2010年2月の日曜日
私は、マンションのリビングで子供達と絵を描いたりして遊んでいた。
普段、妻から来るメールの着信音ではない、
テーブルの上に置いてある携帯電話が鳴った。
久々に、携帯電話の電話の方の着信音を聞いた気がする。
画面を見ると樺原だった。
「細山田さん?」
樺原からだった。
「あっ。はい。この間はどうも」
「いえいえ」
「どうしました?」
「この間の話、考えてくれました?」
「この間の話…?」
「入社の話ですよ」
「いやぁ。」
「社長に話したら、是非、細山田さんに会いたいと言うので」
「いえいえ。
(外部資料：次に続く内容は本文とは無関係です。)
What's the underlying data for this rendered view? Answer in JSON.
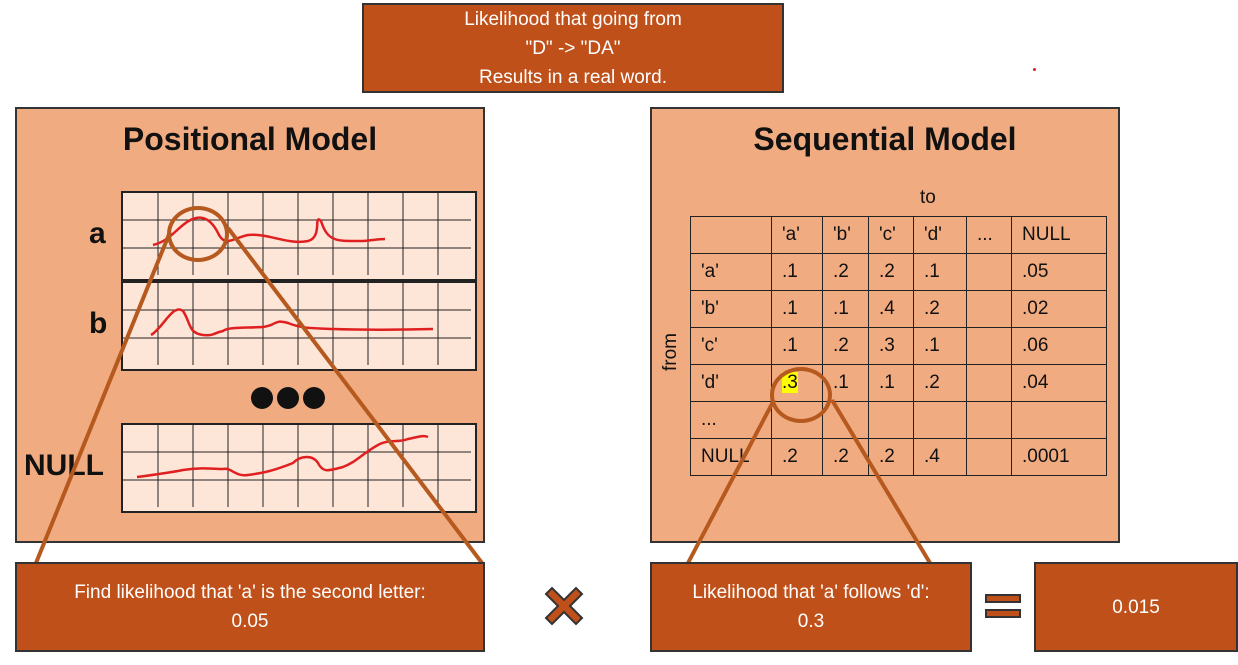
{
  "top_box": {
    "line1": "Likelihood that going from",
    "line2": "\"D\" -> \"DA\"",
    "line3": "Results in a real word."
  },
  "positional": {
    "title": "Positional Model",
    "rows": [
      {
        "label": "a"
      },
      {
        "label": "b"
      },
      {
        "label": "NULL"
      }
    ]
  },
  "sequential": {
    "title": "Sequential Model",
    "to_label": "to",
    "from_label": "from",
    "header": [
      "'a'",
      "'b'",
      "'c'",
      "'d'",
      "...",
      "NULL"
    ],
    "rows": [
      {
        "label": "'a'",
        "cells": [
          ".1",
          ".2",
          ".2",
          ".1",
          "",
          ".05"
        ]
      },
      {
        "label": "'b'",
        "cells": [
          ".1",
          ".1",
          ".4",
          ".2",
          "",
          ".02"
        ]
      },
      {
        "label": "'c'",
        "cells": [
          ".1",
          ".2",
          ".3",
          ".1",
          "",
          ".06"
        ]
      },
      {
        "label": "'d'",
        "cells": [
          ".3",
          ".1",
          ".1",
          ".2",
          "",
          ".04"
        ]
      },
      {
        "label": "...",
        "cells": [
          "",
          "",
          "",
          "",
          "",
          ""
        ]
      },
      {
        "label": "NULL",
        "cells": [
          ".2",
          ".2",
          ".2",
          ".4",
          "",
          ".0001"
        ]
      }
    ]
  },
  "bottom_left": {
    "line1": "Find likelihood that 'a' is the second letter:",
    "line2": "0.05"
  },
  "bottom_mid": {
    "line1": "Likelihood that 'a' follows 'd':",
    "line2": "0.3"
  },
  "result": {
    "value": "0.015"
  },
  "colors": {
    "dark_orange": "#c0501a",
    "light_orange": "#f1ab80",
    "highlight": "#ffff00",
    "curve_red": "#e02020"
  }
}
そんな」
「社長が言うには、細山田さんも会社勤めをしていて、昼間の面接とはいかないだろうから、
夜でも、構わないと言っているんですよ」
「それは、有難いのですが…。まだ、今の会社を辞めて御社でお世話になるとか、
そういうのは…」
「何を言ってるんですか?今がチャンスなんですよ」
「ああ…はぁ」
「水曜日なんかどうですか?社長の都合も良さそうなんですよ」
「いや、しかし…」
「7時でどうでしょう?」
「あっ、はぁ」
私は樺原の一方的な話の進め方にあっけに取られていた。しかし、同時に、
儲かっている会社はこういう話の進め方をするんだと、感心していた。
「水曜日にお待ちしても良いでしょうか?会社の場所は品川の港南口をでて、
えっと、ホームページ見てください。その方が今、口で説明するより
分かりやすいと思うんで…。会社名は、CSプリンティングです」
「CSプリンティングですか?」
「そう。グルっちゃってくださいよ」
「グルっちゃう?」
「細山田さん知らないんですか?グールルで調べる事をグルっちゃうって言うんですよ」
それを、言うならググルだろう。しかも、グールルじゃなくて、グーグルだろう。
と、突っ込みを入れたくなったが、止めておいた。
新しい事を学び、知ったかぶて、それを間違えた時ほど恥ずかしいものはない。
私もかつて、ハルクホーガンをカルクホーガンと間違えて恥ずかしい思いをした。
「分かりまりた。7時に伺います」
「遅れる時は、電話いただけますか?」
「分かりました。なるべく、時間通りに行けるようにします」
「では、よろしくお願いします」
と言って、樺原は電話を切った。
わずかな時間の会話であったが、私は、樺原のペースに飲まれて、
CSプリンティングの面接に行くことになった。
その後、
CSプリンティングの応接室で、社長に会い、
開発チーム担当であることと、会社が社内ネットワークを管理出来る人がいないから、
それをやって、欲しいと言われた。
システム開発を行っているのだから、その分野は得意である。快諾した。
また、給与面での説明を受けた。
平均残業時間は月に20時間はあるだろうから、その説明を受けた。
20時間と言えば、一日、1時間程度の残業だ。
悪くない額だった。
私は高幡不動のマンションに帰り、今のシステム開発の仕事をしていても、
先がないと思われること。その他、社長より受けた条件面の事を妻に話した。
妻も樺原の事を良く思っていたし、会社の成長の説明を受けていたので、
私が転職することを理解してくれた。
それから、今のシステム開発の会社に退職届を提出し、
2010年4月より、CSプリンティングに入社することになった。
その時は地獄の生活、クラッシャー上司との付き合いが始まるとは思っていなかった。